One more thing. Basically every week the NCBI has a "CodeAthon" you can check it out on Github here. They get a bunch of informatics nerds to submit proposals around a loose central theme and they pick a project, get all the nerds together and they code away until they have something. So far they've been shockingly successful as several of the individual events have resulted in accepted papers.

You know who has been ignored? Proteomics. There is one in January that is on Single Cell stuff. I submitted a proposal last month that it should be on integrating single cell DNA/Protein. My biggest concern? Where would I get the dataset? BOOM! I have all the data I need.

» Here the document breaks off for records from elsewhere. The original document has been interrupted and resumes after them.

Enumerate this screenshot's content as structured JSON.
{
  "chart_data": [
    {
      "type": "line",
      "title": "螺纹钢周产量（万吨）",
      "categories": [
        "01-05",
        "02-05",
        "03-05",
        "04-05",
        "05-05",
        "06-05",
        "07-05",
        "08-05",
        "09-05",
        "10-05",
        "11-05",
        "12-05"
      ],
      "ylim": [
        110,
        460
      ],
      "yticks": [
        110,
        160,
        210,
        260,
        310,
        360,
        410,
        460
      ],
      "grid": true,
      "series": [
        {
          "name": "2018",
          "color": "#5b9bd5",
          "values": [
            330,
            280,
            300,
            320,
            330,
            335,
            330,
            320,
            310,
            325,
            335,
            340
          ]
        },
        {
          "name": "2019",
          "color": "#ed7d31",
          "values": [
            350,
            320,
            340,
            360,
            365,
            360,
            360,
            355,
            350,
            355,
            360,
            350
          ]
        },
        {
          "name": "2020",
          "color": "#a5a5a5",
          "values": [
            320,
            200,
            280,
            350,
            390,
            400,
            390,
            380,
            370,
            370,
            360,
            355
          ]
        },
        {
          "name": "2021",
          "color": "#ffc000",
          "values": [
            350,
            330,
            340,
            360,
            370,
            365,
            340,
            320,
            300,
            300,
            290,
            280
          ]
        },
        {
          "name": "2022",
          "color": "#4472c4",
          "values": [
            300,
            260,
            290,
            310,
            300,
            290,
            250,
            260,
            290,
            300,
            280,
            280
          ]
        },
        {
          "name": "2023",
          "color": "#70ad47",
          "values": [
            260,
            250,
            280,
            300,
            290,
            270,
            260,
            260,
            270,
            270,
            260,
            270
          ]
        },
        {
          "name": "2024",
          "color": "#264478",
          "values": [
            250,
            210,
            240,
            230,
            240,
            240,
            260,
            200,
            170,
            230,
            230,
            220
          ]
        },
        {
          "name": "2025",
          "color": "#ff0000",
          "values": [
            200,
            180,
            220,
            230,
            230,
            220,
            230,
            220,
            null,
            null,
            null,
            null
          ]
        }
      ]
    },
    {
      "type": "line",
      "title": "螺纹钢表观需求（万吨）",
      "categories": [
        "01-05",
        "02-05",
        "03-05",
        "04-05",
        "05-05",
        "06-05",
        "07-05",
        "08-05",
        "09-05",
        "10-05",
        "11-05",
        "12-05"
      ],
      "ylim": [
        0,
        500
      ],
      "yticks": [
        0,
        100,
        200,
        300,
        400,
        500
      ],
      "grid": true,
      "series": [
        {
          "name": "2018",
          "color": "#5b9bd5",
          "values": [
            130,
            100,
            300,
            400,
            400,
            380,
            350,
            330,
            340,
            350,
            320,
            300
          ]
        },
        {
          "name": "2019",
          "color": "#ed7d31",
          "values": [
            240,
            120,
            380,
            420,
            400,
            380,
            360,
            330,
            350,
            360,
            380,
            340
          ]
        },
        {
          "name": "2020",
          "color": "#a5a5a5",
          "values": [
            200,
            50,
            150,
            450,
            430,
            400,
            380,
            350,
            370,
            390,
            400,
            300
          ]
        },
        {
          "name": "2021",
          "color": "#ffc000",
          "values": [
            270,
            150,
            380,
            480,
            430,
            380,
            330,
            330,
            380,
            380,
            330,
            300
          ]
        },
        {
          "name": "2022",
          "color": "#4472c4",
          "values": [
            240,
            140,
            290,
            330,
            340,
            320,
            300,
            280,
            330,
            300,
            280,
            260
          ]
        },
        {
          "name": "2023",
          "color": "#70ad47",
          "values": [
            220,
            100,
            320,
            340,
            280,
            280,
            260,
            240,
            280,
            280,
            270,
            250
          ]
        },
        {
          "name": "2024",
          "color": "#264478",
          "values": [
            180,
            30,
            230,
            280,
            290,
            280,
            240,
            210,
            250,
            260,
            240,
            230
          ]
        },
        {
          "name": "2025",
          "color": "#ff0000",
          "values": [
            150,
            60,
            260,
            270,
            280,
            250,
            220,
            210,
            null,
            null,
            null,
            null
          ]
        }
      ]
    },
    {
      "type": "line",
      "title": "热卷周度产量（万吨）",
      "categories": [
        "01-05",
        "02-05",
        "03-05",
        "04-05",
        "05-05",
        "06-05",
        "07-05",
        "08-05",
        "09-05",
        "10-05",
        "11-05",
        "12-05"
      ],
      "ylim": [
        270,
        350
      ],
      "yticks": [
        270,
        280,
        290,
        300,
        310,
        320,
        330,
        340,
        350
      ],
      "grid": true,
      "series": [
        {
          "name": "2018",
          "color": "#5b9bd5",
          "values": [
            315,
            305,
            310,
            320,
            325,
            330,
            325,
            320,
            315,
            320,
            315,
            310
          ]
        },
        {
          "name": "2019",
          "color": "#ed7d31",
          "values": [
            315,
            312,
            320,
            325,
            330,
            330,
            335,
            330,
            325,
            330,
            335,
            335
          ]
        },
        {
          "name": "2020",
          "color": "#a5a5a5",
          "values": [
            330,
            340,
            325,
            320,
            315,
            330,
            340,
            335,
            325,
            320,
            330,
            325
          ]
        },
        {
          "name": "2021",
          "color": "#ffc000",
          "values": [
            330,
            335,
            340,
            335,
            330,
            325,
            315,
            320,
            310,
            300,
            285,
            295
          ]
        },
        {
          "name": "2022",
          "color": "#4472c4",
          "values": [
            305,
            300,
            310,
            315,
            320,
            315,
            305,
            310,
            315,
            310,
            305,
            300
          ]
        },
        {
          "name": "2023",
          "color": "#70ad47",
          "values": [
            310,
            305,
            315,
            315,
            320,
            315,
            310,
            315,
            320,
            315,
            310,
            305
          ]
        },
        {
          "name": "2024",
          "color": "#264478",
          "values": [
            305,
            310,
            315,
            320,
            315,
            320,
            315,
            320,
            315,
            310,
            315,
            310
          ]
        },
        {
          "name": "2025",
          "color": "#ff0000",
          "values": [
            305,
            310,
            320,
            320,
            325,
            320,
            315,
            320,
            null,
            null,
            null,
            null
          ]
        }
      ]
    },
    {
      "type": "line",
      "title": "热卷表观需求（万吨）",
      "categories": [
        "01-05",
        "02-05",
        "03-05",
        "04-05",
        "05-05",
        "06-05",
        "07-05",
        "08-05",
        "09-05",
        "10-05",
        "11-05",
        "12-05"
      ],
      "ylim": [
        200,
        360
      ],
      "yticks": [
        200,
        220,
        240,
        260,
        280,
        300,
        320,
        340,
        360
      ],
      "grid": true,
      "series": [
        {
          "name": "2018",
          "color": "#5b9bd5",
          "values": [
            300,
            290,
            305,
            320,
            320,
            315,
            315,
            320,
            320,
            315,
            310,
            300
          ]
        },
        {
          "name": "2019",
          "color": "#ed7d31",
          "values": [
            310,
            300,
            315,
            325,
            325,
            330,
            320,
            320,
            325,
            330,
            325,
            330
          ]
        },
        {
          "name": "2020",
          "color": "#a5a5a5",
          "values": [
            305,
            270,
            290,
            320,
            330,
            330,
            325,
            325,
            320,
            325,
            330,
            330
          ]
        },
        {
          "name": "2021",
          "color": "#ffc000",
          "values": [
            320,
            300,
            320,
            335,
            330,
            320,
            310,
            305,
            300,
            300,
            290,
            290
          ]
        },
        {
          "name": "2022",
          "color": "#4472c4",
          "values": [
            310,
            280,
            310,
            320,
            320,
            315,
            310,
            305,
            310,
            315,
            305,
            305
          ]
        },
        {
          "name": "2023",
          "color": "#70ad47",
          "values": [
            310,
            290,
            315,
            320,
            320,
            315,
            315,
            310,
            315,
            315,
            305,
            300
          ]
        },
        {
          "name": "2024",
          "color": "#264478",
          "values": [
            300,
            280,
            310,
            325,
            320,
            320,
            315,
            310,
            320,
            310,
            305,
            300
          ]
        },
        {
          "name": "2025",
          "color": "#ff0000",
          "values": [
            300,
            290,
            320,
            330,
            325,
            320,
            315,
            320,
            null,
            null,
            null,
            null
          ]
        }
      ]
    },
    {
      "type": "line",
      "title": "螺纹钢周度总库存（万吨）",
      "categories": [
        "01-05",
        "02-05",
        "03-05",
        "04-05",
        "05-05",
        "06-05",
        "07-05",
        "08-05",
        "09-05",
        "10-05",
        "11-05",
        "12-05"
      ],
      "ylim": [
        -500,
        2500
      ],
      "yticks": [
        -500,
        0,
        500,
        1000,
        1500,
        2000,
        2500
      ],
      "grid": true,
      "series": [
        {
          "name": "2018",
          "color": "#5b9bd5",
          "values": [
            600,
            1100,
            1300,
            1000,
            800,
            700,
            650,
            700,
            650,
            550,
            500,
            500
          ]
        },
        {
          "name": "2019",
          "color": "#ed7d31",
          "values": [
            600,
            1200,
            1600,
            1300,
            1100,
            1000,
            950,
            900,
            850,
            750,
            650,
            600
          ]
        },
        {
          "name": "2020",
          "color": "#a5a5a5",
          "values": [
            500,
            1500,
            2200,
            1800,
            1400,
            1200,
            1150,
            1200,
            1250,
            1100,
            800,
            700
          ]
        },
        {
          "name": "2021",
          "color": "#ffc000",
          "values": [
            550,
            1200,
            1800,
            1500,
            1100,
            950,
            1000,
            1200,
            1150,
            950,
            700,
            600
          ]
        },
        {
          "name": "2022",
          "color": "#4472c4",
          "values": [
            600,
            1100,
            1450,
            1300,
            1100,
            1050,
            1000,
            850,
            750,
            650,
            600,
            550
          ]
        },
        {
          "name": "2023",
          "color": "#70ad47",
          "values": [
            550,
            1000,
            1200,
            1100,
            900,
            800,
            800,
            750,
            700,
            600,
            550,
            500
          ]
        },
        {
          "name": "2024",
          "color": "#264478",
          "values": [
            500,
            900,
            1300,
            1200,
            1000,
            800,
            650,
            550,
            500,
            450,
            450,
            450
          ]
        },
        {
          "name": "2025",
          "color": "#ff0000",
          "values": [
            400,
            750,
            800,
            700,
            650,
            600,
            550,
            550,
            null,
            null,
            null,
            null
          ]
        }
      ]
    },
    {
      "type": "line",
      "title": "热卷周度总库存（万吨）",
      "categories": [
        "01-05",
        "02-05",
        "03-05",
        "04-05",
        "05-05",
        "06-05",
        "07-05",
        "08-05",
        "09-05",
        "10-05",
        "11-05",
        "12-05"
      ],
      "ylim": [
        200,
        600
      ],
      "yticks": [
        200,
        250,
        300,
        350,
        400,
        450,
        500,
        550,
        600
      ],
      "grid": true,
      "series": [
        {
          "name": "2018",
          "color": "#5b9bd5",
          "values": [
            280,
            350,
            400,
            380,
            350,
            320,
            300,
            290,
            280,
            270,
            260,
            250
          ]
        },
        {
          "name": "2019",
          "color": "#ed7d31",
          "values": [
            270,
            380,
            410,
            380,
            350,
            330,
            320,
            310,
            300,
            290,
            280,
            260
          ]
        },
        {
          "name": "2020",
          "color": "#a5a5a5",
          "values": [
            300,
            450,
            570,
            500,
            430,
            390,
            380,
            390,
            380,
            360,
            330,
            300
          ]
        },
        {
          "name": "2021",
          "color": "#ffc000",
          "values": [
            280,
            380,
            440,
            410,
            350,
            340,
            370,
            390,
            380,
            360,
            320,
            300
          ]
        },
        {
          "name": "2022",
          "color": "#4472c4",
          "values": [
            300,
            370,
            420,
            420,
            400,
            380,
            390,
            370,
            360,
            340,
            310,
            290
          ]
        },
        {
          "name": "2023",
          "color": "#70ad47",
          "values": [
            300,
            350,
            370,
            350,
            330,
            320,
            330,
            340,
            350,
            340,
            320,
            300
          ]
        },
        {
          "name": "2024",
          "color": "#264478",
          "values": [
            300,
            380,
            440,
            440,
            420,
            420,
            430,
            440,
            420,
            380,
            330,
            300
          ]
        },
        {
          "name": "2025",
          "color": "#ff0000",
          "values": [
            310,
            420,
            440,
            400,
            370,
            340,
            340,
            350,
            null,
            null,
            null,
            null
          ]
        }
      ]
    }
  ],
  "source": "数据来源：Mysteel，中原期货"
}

If you think this would be a cool idea, shoot in a proposal! This is cool enough that I'd take a train from the warm south to frigid NYC in January if we get to do some proteomics coding. I'll get Canadian Whiskey!


  1. It looks good but they only can quantify ~500 proteins per runs in Figure 2f and Figure S2b. However, over 2700 quantified proteins in the final data?

  2. Would be curious to hear your opinion on data quality!
    At least in the old data the empty channel was never empty and had as much signal as the single cell containing channels

  3. Hello Ben,
    thanks for making people aware of this great paper. Regarding the 0.7 m/z isolation window: What you wrote, makes sense. However, they also used a 0.3 m/z offset, which should lead to an inclusion of the mono- and +1 Da peak only (and +2 Da for quadruply charged precursors), probably to boost the number of ions in MS2. In case of a nonsymmetrical isolation efficiency in old Quads, this would lead to an inefficient isolation of both desired peaks, though. It apparently works, nonetheless!